Being a stay-at home-mom is the hardest job in the world, says every SAHM with a slighty desperate look in her eye. It really is. So many people, especially women in my experience, look down on being a full-time mom as something you fall back on if you aren’t talented or smart enough to do something more important or fulfilling. And yet, how many jobs out there happen 24/7 with little to no chance of a break (yeah, infant TG refuses all bottles, lucky meee)? How many jobs can you not go home from? How many jobs as complicated and unpredictable as parenting come with no training? How do you convey the nuance of living as a social being to a tiny Napoleette without scarring her for life along the way?
The truth is that raising new citizens to be kind, generous, thoughtful, well-adjusted, contributing members of society is both vitally important and fulfilling. But it is also difficult and all-consuming.
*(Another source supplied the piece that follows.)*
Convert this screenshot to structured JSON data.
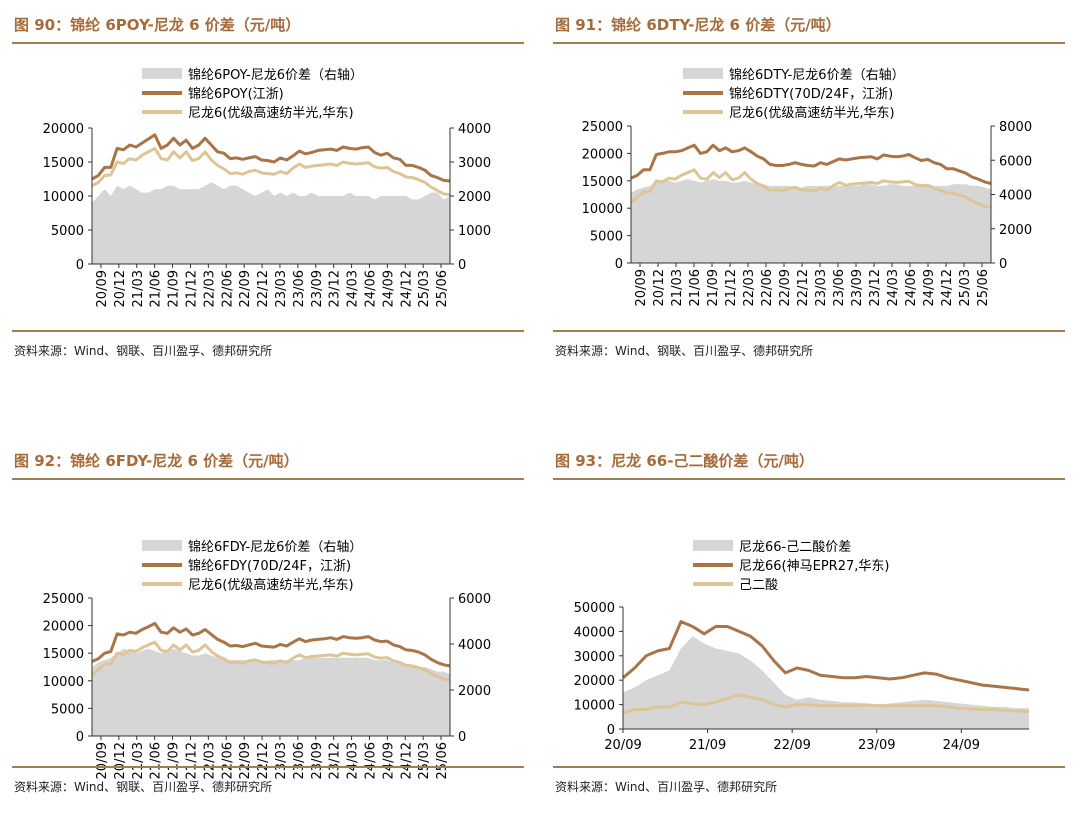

And it is too easy to lose one’s sense of self in the midst of all the trials and demands of these vulnerable little people. Trying to maintain adult hobbies and interests and intellectual pursuits feels next to impossible in light of the neediness of babies.
So this morning l failed to keep composure, to teach them what is right. Now I get to teach them what humility is. That’s the saving grace of parenting: your children are always ready to give you a second chance (and third, and fourth, and…) l pray for God’s wisdom to get it right this time.
Aaaand, 3yo CE just came over and informed me l forgot to say sorry for yelling. With a big smile on her face. That child would poke a sleeping bear just to see if it would let her watch My Little Pony one more time.